Re: [PATCH 4/8] cpufreq/schedutil: sysfs capacity margin tunable
From: Steve Muckle
Date: Tue Mar 15 2016 - 23:37:13 EST
On 03/15/2016 03:37 PM, Michael Turquette wrote:
>>>> Yuck sysfs.. I would really rather we did not expose this per default.
>>>> > > > And certainly not in this weird form.
>>> > >
>>> > > I'm happy to change capacity_margin to up_threshold and use a
>>> > > percentage.
>>> > >
>>> > > The sysfs approach has two benefits. First, it is aligned with cpufreq
>>> > > user expectations. Second, there has been rough consensus that this
>>> > > value should be tunable and sysfs gets us there quickly and painlessly.

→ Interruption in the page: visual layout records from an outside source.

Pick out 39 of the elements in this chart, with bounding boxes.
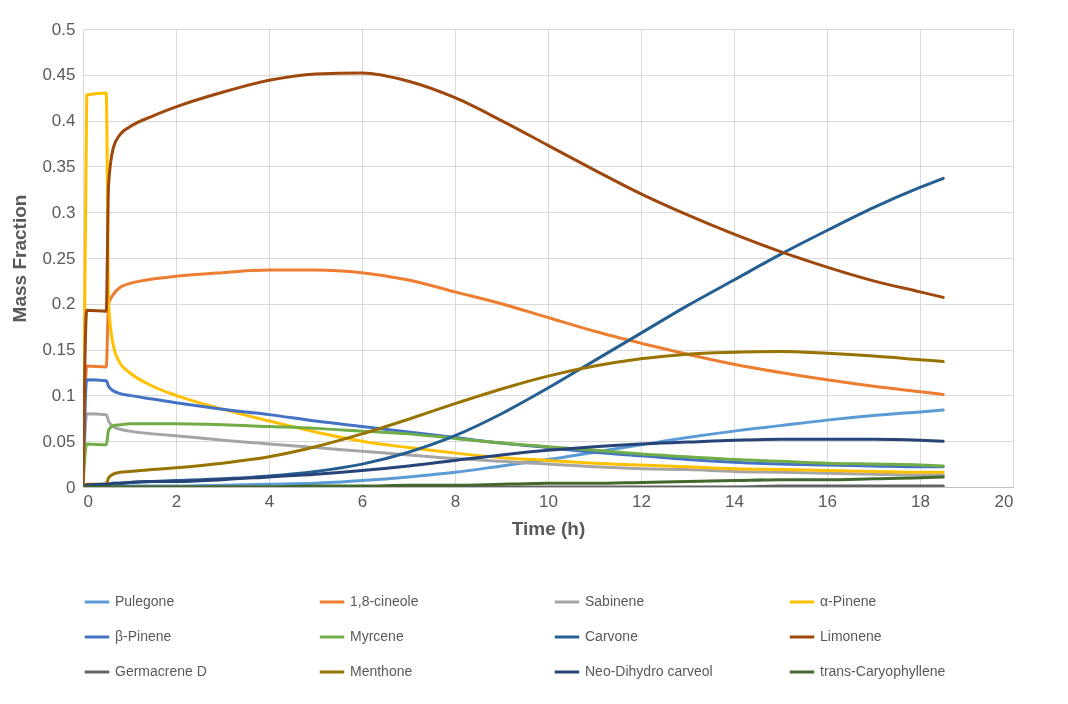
line-series — [83, 475, 945, 487]
legend-label: trans-Caryophyllene — [820, 663, 946, 679]
x-tick-label: 16 — [818, 491, 837, 511]
x-tick-label: 20 — [994, 491, 1014, 511]
y-tick-label: 0.35 — [42, 156, 76, 176]
y-tick-label: 0.5 — [51, 19, 76, 39]
legend-label: Limonene — [820, 628, 882, 644]
y-tick-label: 0.4 — [51, 111, 76, 131]
x-tick-label: 4 — [264, 491, 275, 511]
y-tick-label: 0.1 — [51, 385, 76, 405]
y-tick-label: 0.05 — [42, 431, 76, 451]
x-tick-label: 18 — [911, 491, 930, 511]
y-axis-title: Mass Fraction — [9, 194, 31, 323]
legend-label: Pulegone — [115, 593, 175, 609]
legend-label: Carvone — [585, 628, 639, 644]
x-tick-label: 14 — [725, 491, 744, 511]
legend-label: 1,8-cineole — [350, 593, 419, 609]
y-tick-label: 0.2 — [51, 294, 76, 314]
y-tick-label: 0.15 — [42, 340, 76, 360]
legend-label: β-Pinene — [115, 628, 172, 644]
x-tick-label: 0 — [83, 491, 93, 511]
x-tick-label: 12 — [632, 491, 651, 511]
x-tick-label: 10 — [539, 491, 558, 511]
x-tick-label: 6 — [357, 491, 368, 511]
y-tick-label: 0.3 — [51, 202, 76, 222]
legend-label: Myrcene — [350, 628, 404, 644]
x-tick-label: 8 — [450, 491, 461, 511]
line-series — [83, 349, 945, 487]
legend-label: Menthone — [350, 663, 413, 679]
x-tick-label: 2 — [171, 491, 182, 511]
y-tick-label: 0 — [66, 477, 76, 497]
legend-label: Germacrene D — [115, 663, 207, 679]
y-tick-label: 0.25 — [42, 248, 76, 268]
legend-label: Neo-Dihydro carveol — [585, 663, 713, 679]
y-tick-label: 0.45 — [42, 65, 76, 85]
legend-label: Sabinene — [585, 593, 645, 609]
legend-label: α-Pinene — [820, 593, 877, 609]
line-series — [83, 437, 945, 487]
x-axis-title: Time (h) — [511, 517, 586, 539]
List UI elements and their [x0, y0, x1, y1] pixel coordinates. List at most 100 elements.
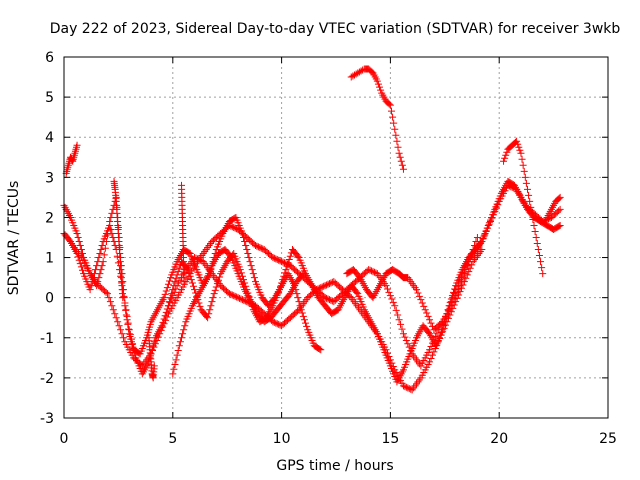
data-point	[391, 125, 399, 133]
data-point-interp	[119, 334, 127, 342]
data-point-interp	[281, 269, 289, 277]
data-point-interp	[469, 246, 477, 254]
data-point-interp	[315, 284, 323, 292]
data-point-interp	[242, 242, 250, 250]
data-point	[421, 306, 429, 314]
data-point-interp	[525, 191, 533, 199]
data-point-interp	[555, 194, 563, 202]
data-point	[210, 290, 218, 298]
data-point-interp	[162, 287, 170, 295]
data-point-interp	[282, 260, 290, 268]
data-point-interp	[353, 288, 361, 296]
data-point-interp	[171, 361, 179, 369]
data-point-interp	[231, 224, 239, 232]
data-point-interp	[246, 258, 254, 266]
data-point-interp	[430, 348, 438, 356]
data-point-interp	[424, 312, 432, 320]
data-point-interp	[111, 310, 119, 318]
data-point-interp	[442, 321, 450, 329]
data-point-interp	[491, 207, 499, 215]
data-point-interp	[325, 296, 333, 304]
data-point-interp	[488, 214, 496, 222]
data-point-interp	[502, 151, 510, 159]
data-point-interp	[439, 328, 447, 336]
data-point	[486, 217, 494, 225]
data-point-interp	[377, 86, 385, 94]
data-point-interp	[97, 246, 105, 254]
data-point	[399, 382, 407, 390]
data-point-interp	[157, 326, 165, 334]
data-point	[312, 286, 320, 294]
data-point	[191, 286, 199, 294]
data-point-interp	[294, 307, 302, 315]
data-point-interp	[227, 222, 235, 230]
data-point	[169, 370, 177, 378]
data-point	[73, 229, 81, 237]
data-point	[73, 141, 81, 149]
data-point-interp	[457, 278, 465, 286]
data-point	[517, 149, 525, 157]
data-point-interp	[366, 266, 374, 274]
data-point-interp	[174, 268, 182, 276]
data-point-interp	[417, 296, 425, 304]
data-point-interp	[166, 298, 174, 306]
data-point-interp	[170, 288, 178, 296]
data-point-interp	[78, 266, 86, 274]
data-point-interp	[172, 285, 180, 293]
data-point-interp	[166, 277, 174, 285]
data-point-interp	[316, 345, 324, 353]
data-point-interp	[481, 231, 489, 239]
data-point-interp	[537, 258, 545, 266]
data-point-interp	[228, 291, 236, 299]
y-tick-label: 6	[45, 50, 54, 66]
data-point-interp	[164, 280, 172, 288]
data-point	[156, 330, 164, 338]
data-point	[500, 157, 508, 165]
x-tick-label: 25	[599, 431, 617, 447]
data-point-interp	[385, 288, 393, 296]
data-point-interp	[276, 257, 284, 265]
data-point	[269, 254, 277, 262]
data-point-interp	[447, 308, 455, 316]
data-point-interp	[241, 238, 249, 246]
series-track-f	[343, 234, 481, 334]
data-point	[434, 338, 442, 346]
data-point-interp	[105, 294, 113, 302]
data-point-interp	[237, 295, 245, 303]
series-layer	[60, 65, 564, 394]
data-point-interp	[511, 185, 519, 193]
data-point	[395, 149, 403, 157]
data-point	[382, 346, 390, 354]
data-point-interp	[169, 292, 177, 300]
data-point-interp	[196, 256, 204, 264]
y-tick-label: -3	[40, 411, 54, 427]
data-point-interp	[302, 319, 310, 327]
data-point-interp	[273, 320, 281, 328]
data-point-interp	[279, 258, 287, 266]
data-point-interp	[300, 316, 308, 324]
data-point-interp	[484, 224, 492, 232]
data-point-interp	[94, 258, 102, 266]
data-point	[86, 286, 94, 294]
data-point-interp	[407, 346, 415, 354]
data-point-interp	[452, 292, 460, 300]
data-point-interp	[270, 254, 278, 262]
data-point-interp	[501, 154, 509, 162]
data-point-interp	[320, 282, 328, 290]
data-point-interp	[206, 306, 214, 314]
y-tick-label: 1	[45, 251, 54, 267]
data-point-interp	[460, 270, 468, 278]
data-point	[321, 282, 329, 290]
data-point	[413, 286, 421, 294]
data-point-interp	[388, 359, 396, 367]
data-point-interp	[209, 294, 217, 302]
data-point-interp	[427, 355, 435, 363]
data-point-interp	[538, 264, 546, 272]
data-point-interp	[270, 318, 278, 326]
data-point-interp	[273, 256, 281, 264]
data-point-interp	[420, 302, 428, 310]
data-point-interp	[102, 288, 110, 296]
data-point-interp	[192, 254, 200, 262]
data-point	[521, 173, 529, 181]
data-point	[106, 221, 114, 229]
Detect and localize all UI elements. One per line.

>>> > > We're already exporting rate_limit_us for schedutil via sysfs. Is there
>>> > > a better way interface you can recommend?
>> >
>> > It really depends on how tunable you want this to be. Do we always want
>> > this to be a tunable, or just now while we're playing about with the
>> > whole thing?
>
> I had considered this myself, and I really think that Steve and Juri
> should chime in as they have spent more time tuning and running the
> numbers.
>
> I'm inclined to think that a debug version would be good enough, as I
> don't imagine this value being changed at run-time by some userspace
> daemon or something.
>
> Then again, maybe this knob will be part of the mythical
> power-vs-performance slider?
Patrick Bellasi's schedtune series [0] (which I think is the referenced
mythical slider) aims to provide a more sophisticated interface for
tuning scheduler-driven frequency selection. In addition to a global
boost value it includes a cgroup controller as well for per-task tuning.
I would definitely expect the margin/boost value to be modified at
runtime, for example if the battery is running low, or the user wants
100% performance for a while, or the userspace framework wants to
temporarily tailor the performance level for a particular set of tasks, etc.